THE HISTORY OF THE DISCOVERY AND USE OF HOMEOPATHY
In the late 1700s, Samuel Hahnemann a physician, chemist, and linguist in Germany, proposed a new approach to treating illness. This was at a time when the most common medical treatments were harsh, such as bloodletting, purging, blistering, and the use of sulphur and mercury. At the time, there were few effective medications for treating patients, and knowledge about their effects was limited.
Hahnemann was interested in developing a less-threatening approach to medicine. The first major step reportedly was when he was translating an herbal text and read about a treatment (cinchona bark) used to cure malaria. He took some cinchona bark and observed that, as a healthy person, he developed symptoms that were very similar to malaria symptoms. This led Hahnemann to consider that a substance may create symptoms that it can also relieve.
This concept is called the "similia principle" or "like cures like." The similia principle had a prior history in medicine, from Hippocrates in Ancient Greece -- who noted, for example, that recurrent vomiting could be treated with an emetic (such as ipecacuanha) that would be expected to make it worse -- to folk medicine.
Another way to view "like cures like" is that symptoms are part of the body's attempt to heal itself -- for example, a fever can develop as a result of an immune response to an infection, and a cough may help to eliminate mucus -- and medication may be given to support this self-healing response.
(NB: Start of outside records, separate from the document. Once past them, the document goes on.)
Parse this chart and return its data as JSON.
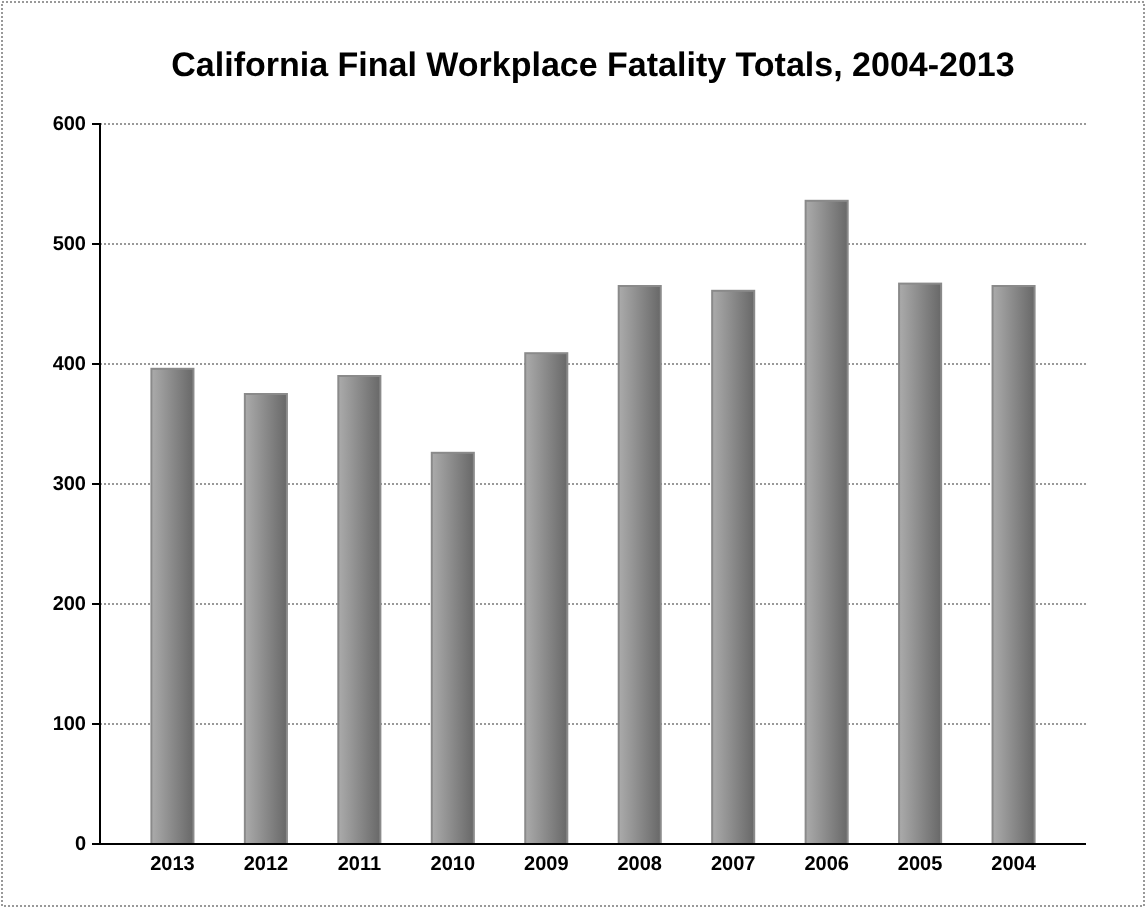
{
  "chart_data": {
    "type": "bar",
    "title": "California Final Workplace Fatality Totals, 2004-2013",
    "categories": [
      "2013",
      "2012",
      "2011",
      "2010",
      "2009",
      "2008",
      "2007",
      "2006",
      "2005",
      "2004"
    ],
    "values": [
      396,
      375,
      390,
      326,
      409,
      465,
      461,
      536,
      467,
      465
    ],
    "color": "#8a8a8a",
    "ylim": [
      0,
      600
    ],
    "yticks": [
      0,
      100,
      200,
      300,
      400,
      500,
      600
    ],
    "grid": "y"
  }
}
Hahnemann tested single, pure substances on him and, in more dilute forms, on healthy volunteers. He kept meticulous records of his experiments and participants' responses, and he combined these observations with information from clinical practice, the known uses of herbs and other medicinal substances, and toxicology, eventually treating the sick and developing homeopathic clinical practice.
Hahnemann added two additional elements to homeopathy:
- A concept that became "potentization," which holds that systematically diluting a substance, with vigorous shaking at each step of dilution, makes the remedy more, not less, effective by extracting the vital essence of the substance. If dilution continues to a point where the substance's molecules are gone, homeopathy holds that the "memory" of them -- that is, the effects they exerted on the surrounding water molecules -- may still be therapeutic.
- A concept that treatment should be selected based upon a total picture of an individual and his symptoms, not solely upon symptoms of a disease. Homeopaths evaluate not only a person's physical symptoms but her emotions, mental states, lifestyle, nutrition, and other aspects. In homeopathy, different people with the same symptoms may receive different homeopathic remedies.